Contrary to popular belief, not everyone in the south speaks with an accent like Jeff Foxworthy. There are varying degrees of it even within families that grew up together, and I blame society for that. This nation, or at least the non southern/more influenced by Hollywood part, hears a southern drawl and assumes you’re a moron. I hardly hear any people under the age of 25 or so that have a really thick accent. The more exposure to mainstream television and other audible media, the less
of an accent is my theory.

Regarding the accent. I have figured the secret to a thick southern drawl is every vowel is said with two syllables. Once you get that figured out, the rest comes together. The word “all” for instance,
is pronounced “Ah wull”. “You” is “yeee ooo”. “Think” is “Thi (long I) eenk”. “Those” is “Tho (long O) wuhs”.

Politics

The stereotype of older Republican younger Democrats is alive and well here. That’s about all I have to say about politics except VOTE LIBERTARIAN

Weather

The heat is murderous here, but no more murderous than the cold in Alaska, and it only lasts for about a month. In Alaska, you deal with the cold by staying inside by the heat. Here, you stay near the air
conditioner. If you have to go out in the cold in Alaska, you put on enough layers to keep warm, and try to keep moving to stay warm, and not stay outside for long. Here in the south, you wear as close to nothing as you can get away with and sweat a lot and are generally pretty miserable. Up north, I wore my hair down a lot. Here, what with the fact that you WILL be sweating at some point in the day, I wear it up if I’m going to be moving more than 10 feet from where I started. Most of the older women here have very short hair, because, well, they are smarter than me.

…more to come…

8/18/08

Bugs

Here, bugs are noisey. In the Summer there is a constant dull uproar in the trees and undergrowth. Back in Alaska, you hear the low hum of mosquito’s in some places where they are especially thick, but not many mother bugs make sounds at all. I wonder why that is. Why evolve noisey bugs here and quite bugs there?

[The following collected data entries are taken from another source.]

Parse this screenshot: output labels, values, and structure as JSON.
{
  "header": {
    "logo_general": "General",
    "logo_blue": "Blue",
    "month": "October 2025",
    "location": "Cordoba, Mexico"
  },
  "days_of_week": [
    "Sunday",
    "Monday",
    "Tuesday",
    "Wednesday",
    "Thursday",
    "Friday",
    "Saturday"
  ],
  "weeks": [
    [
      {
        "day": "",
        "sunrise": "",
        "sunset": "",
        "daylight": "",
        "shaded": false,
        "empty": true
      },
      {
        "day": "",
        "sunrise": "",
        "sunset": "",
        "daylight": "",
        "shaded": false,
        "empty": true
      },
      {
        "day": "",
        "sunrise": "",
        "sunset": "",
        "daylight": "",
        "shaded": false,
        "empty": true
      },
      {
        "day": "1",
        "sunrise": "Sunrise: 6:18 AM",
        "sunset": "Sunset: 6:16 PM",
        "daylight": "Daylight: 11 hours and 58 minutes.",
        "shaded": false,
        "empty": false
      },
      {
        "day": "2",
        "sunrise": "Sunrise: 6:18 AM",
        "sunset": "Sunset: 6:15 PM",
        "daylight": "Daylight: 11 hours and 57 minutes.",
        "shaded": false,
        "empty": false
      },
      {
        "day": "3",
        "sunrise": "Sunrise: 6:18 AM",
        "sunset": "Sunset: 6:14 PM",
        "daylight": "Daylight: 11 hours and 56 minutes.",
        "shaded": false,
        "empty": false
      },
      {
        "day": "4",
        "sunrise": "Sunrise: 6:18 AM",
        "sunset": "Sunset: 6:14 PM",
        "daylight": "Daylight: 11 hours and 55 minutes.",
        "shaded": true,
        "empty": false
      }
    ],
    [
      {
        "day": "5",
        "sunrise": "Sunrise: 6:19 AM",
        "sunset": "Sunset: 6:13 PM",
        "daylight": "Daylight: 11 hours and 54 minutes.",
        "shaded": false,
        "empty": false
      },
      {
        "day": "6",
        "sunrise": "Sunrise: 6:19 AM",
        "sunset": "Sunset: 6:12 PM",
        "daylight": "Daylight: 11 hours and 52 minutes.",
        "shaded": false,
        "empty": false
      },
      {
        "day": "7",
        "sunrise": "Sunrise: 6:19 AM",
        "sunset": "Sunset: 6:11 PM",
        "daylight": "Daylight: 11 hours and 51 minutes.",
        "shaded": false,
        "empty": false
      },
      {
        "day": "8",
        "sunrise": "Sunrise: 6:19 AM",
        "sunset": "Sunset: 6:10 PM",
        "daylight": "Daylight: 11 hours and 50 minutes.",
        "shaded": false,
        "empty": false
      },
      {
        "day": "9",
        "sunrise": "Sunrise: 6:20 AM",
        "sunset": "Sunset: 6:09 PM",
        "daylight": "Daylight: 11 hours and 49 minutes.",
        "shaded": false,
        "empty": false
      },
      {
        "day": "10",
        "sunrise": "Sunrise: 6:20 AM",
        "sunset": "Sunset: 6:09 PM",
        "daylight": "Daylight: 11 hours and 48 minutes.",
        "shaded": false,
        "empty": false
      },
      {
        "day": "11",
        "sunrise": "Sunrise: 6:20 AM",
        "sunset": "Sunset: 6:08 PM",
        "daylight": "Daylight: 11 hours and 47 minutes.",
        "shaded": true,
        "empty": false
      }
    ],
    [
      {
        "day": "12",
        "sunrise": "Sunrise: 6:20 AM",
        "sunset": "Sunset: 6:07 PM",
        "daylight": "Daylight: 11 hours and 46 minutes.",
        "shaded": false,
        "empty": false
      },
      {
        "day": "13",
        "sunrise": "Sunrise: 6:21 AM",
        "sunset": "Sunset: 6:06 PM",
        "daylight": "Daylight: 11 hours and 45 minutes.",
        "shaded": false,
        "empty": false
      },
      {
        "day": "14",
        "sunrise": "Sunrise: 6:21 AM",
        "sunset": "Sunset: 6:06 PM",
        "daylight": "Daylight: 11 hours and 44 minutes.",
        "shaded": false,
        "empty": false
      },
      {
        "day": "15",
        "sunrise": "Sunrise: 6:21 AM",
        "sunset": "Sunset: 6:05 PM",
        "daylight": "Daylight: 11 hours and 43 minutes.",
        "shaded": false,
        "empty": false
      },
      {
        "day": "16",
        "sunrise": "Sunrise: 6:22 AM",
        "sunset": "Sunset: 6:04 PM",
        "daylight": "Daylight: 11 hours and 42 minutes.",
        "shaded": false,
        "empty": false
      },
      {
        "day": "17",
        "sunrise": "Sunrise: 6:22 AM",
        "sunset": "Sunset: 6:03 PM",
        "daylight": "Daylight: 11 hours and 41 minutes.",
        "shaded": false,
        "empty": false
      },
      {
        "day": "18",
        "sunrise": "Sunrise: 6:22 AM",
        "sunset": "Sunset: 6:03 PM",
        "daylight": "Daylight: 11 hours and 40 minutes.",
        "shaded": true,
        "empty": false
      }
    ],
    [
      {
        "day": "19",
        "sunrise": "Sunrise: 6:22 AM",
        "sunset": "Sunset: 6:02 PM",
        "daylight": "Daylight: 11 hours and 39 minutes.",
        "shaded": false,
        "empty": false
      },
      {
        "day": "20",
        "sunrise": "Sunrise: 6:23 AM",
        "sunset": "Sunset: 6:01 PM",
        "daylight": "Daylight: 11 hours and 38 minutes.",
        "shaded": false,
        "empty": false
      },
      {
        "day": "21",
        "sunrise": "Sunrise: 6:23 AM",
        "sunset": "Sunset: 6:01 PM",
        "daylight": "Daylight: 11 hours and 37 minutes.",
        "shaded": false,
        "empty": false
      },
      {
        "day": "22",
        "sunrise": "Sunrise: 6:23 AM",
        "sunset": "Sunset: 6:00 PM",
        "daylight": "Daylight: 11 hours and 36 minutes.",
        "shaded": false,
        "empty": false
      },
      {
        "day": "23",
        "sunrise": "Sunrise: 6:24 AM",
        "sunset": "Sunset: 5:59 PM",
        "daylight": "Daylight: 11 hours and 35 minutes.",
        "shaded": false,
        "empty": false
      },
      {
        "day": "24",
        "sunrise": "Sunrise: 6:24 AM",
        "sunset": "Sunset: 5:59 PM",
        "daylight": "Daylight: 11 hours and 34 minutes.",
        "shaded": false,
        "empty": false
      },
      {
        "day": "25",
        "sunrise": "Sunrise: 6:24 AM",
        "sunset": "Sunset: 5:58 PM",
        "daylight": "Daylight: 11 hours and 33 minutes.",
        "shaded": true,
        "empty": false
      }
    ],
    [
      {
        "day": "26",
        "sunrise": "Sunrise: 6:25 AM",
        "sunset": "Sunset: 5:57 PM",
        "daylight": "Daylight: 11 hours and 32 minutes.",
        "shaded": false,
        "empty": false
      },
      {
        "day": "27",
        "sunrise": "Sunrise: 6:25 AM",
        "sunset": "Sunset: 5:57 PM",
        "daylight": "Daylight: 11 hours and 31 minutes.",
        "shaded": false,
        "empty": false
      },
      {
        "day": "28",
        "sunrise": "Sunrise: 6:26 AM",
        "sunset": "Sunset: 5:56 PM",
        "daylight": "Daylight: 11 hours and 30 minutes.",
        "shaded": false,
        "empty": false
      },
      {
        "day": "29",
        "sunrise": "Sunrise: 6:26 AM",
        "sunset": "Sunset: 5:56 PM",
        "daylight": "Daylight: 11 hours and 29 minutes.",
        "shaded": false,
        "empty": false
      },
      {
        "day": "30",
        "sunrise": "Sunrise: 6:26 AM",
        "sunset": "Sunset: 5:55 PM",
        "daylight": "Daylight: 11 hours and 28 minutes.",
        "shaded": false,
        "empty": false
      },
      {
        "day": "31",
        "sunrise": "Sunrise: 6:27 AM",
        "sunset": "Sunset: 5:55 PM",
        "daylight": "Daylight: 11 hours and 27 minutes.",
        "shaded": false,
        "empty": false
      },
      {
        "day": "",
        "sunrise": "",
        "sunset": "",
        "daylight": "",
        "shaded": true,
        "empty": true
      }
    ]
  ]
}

For the most part, bugs are bigger here as well. Except for the mosquito’s. Here they are tiny, stealthy, and I never know I’ve been bit until they are full and gone. Sneaky damn bugs!

I haven’t encountered any fire ants yet, but they are in the area for sure. The other ants here seem the same as up north. Industrious and numerous and can get into anything and everything and routinely do.

The bug season here is much longer of course.

10/16/08

Reptiles

OMG there are reptiles and frogs and such here! So far I have encountered; tons of little tiny lizards that change color when they move from one place to another to blend in; one little tiny snake that was probably some sort of brown snake (I touched his tail oh boy); I dug up 2 male five striped skinks in the Spring under a pine tree out front that I was preparing a flower bed under, they were mad, but pretty sluggish as it was only 55 degrees out, one ran up the tree, the other across the driveway); and the brown toad that lives where the washing machine drains under a bush next to the house, near the outdoor water faucet.

Now, I can’t say that Alaska has none of these. Apparently somewhere in the southeast there is a garter snake that manages to survive, and I have sent he little tiny black/brown tree frog that is the only native amphibian, I believe. I’ve never seen the snake, but one of the tree frogs hopped right in my front door one morning. I was so excited I woke my now ex husband up to come look at it. We marveled for quite a while before herding it back outside, where it took a few hops and disappeared into the grass. I could swear that i saw one of those frogs as a kid in a ditch near the Glenn Highway in Peters Creek, but my memory isn’t very clear on the matter.